Мазур неуверенно оглянулся вокруг, пожал плечами. Потом посмотрел на часы, вздохнул.
- И все-таки, если есть шанс, то его надо использовать.
Лейтенант поправил ремень, фуражку, критически осмотрел сапоги и зашагал к дому. Лещинский посмотрел вслед, вздохнул и громко заорал:
- Ксенофонтов! Машину сюда!
И указал на … старое основание под мачту.
Минут через пять на огороде появилась бодренькая еще старушка неопределенного возраста в накинутой на плечи свитке. Путаясь в юбках, она молча семенила рядом с лейтенантом. Подойдя к изгороди, из-подо лба оглядела стоящих солдат и машины. Лейтенант указал ей на предполагаемое место установки анкера и стал объяснять, как это будет выглядеть. И тут же стал заверять, что, уезжая, все приведет в надлежащий вид. Мало того, если вдруг ей нужна помощь, то экипаж готов. И все такое прочее. Старуха все это выслушала, поджав губы. Потом подняла голову и, глядя в сторону, громко сказала:
- Я не розумію вашої мови.
И, подобрав юбки, гордо зашагала назад. Лейтенант языками народов СССР не владел, кроме, разумеется, русского. Потому недоуменно посмотрел на старуху, затем на экипаж. И сообразив, что ему вежливо отказали, метнулся следом. Стал даже умолять. Лещинский при виде этой картинки единения армии и народа сплюнул с досады и заорал:
- Товарищ лейтенант, оставьте бабушку в покое! Гражданка эта, будучи в свое время делегатом очередного съезда ОУН, приобрела там стойкий иммунитет к коммунистической заразе и ко всему советскому. Не так ли, Стефания Францевна?

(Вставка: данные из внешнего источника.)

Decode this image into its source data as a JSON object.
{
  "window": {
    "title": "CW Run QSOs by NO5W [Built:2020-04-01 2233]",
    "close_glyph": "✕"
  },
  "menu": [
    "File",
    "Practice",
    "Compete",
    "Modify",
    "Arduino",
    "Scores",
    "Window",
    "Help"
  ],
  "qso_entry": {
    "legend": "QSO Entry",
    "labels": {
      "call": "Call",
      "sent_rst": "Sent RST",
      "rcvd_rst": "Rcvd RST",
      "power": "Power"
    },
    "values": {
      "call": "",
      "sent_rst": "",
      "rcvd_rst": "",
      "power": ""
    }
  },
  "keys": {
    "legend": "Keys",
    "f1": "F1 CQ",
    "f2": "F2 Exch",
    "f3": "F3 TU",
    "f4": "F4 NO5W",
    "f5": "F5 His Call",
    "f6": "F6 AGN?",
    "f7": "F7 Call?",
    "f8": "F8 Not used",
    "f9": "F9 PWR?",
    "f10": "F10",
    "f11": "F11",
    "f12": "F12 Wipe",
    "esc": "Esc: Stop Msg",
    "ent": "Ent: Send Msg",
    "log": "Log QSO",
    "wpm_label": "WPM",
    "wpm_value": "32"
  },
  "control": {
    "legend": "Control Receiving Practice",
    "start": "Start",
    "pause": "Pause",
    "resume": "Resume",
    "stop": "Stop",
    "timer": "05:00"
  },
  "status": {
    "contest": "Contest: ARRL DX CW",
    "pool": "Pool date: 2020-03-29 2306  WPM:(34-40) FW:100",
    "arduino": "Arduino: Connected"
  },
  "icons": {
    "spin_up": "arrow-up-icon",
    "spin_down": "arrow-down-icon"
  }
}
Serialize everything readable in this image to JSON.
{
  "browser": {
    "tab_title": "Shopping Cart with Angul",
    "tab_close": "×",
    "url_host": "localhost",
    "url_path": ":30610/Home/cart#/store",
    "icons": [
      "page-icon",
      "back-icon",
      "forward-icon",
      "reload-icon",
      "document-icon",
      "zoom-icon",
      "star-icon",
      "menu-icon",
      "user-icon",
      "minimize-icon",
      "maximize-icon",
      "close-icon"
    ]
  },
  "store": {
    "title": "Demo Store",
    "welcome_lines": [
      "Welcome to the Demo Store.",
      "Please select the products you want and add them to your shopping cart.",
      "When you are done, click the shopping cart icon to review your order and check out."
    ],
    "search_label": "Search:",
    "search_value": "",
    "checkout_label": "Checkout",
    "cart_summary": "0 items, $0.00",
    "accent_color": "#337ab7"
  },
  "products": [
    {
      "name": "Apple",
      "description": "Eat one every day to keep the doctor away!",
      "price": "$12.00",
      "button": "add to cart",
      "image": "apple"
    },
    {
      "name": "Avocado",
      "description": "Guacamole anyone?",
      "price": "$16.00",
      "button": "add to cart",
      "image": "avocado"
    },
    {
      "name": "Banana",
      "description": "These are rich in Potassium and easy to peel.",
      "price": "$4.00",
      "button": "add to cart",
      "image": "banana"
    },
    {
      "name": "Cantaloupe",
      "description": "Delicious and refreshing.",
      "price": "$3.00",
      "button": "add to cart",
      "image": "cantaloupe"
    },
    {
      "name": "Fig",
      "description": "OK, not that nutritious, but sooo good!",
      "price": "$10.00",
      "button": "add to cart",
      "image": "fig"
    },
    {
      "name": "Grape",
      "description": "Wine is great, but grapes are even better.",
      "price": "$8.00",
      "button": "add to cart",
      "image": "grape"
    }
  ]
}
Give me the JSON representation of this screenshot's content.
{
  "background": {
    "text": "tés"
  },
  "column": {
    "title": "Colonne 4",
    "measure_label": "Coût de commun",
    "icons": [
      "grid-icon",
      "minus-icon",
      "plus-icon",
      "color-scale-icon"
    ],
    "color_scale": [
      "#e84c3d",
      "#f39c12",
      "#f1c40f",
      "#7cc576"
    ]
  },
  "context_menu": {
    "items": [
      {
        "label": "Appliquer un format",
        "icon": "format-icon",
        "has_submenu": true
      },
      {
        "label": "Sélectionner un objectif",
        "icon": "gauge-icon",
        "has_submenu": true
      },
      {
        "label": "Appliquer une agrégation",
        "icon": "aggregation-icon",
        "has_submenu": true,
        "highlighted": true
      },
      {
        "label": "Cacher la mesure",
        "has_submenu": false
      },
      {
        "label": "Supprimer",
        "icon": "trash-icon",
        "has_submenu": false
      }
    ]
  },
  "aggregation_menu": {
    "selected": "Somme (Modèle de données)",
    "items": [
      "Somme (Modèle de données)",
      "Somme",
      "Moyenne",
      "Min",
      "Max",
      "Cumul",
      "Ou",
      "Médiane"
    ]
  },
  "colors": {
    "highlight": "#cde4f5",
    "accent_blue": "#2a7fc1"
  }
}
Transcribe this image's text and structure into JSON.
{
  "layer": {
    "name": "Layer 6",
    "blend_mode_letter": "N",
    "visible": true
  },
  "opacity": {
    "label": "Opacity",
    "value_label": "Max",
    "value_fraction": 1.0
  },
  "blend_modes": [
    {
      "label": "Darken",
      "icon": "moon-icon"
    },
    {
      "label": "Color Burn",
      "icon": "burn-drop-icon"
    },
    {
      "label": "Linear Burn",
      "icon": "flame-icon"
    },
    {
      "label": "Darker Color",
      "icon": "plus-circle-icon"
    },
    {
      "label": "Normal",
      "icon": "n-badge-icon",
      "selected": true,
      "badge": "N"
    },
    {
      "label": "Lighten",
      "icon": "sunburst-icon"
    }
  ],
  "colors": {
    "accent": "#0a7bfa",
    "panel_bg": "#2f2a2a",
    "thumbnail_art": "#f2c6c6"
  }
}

Старуха вздрогнула и на секунду замерла, вжав голову в плечи. Потом повернулась, отыскивая злым взглядом говорившего. А Лещинский сделал притворно-удивленное лицо и со смехом продолжил:
- Смотри ты, все зразумела старушка! Удивительных способностей люди тут проживают, а, товарищ лейтенант? Как быстро осваивают великий и могучий!
Лейтенант удивленно хлопал глазами. А Лещинский продолжил милую беседу со старушкой.
- Не слышу зубовного скрежета, гражданка! Или зубы поистерлись в ненависти своей дремучей? Так водички испейте из того вон колодца да идите … идите до хаты. Сала на ночь откушайте. Помолитесь Степке своему. Или кому там еще… Но помните! Бог не Тимошка, видит немножко…
И, повернувшись к старухе спиной, громко произнес:
- Что рты разинули, соколики? Бушлаты долой, оружие за спину и «К развертыванию - ПРИСТУПИТЬ!»
Лейтенант еще какое-то время стоял, недоуменно глядя то на уходящую старуху, то на бегающих бойцов. Потом очнулся, ловко перемахнул изгородь и возглавил процесс, отложив свои вопросы на потом.
…Анкеры в новые места вошли без проблем, и мачта уверенно вонзилась в уже темное ноябрьское небо. И чудесной музыкой, перекрывая рев электропитающего агрегата, прозвучал крик Лещинского из аппаратной:
- Есть связь в обоих направлениях!
Что было встречено традиционным «УРА!!!» потного от макушки до трусов, но счастливого экипажа…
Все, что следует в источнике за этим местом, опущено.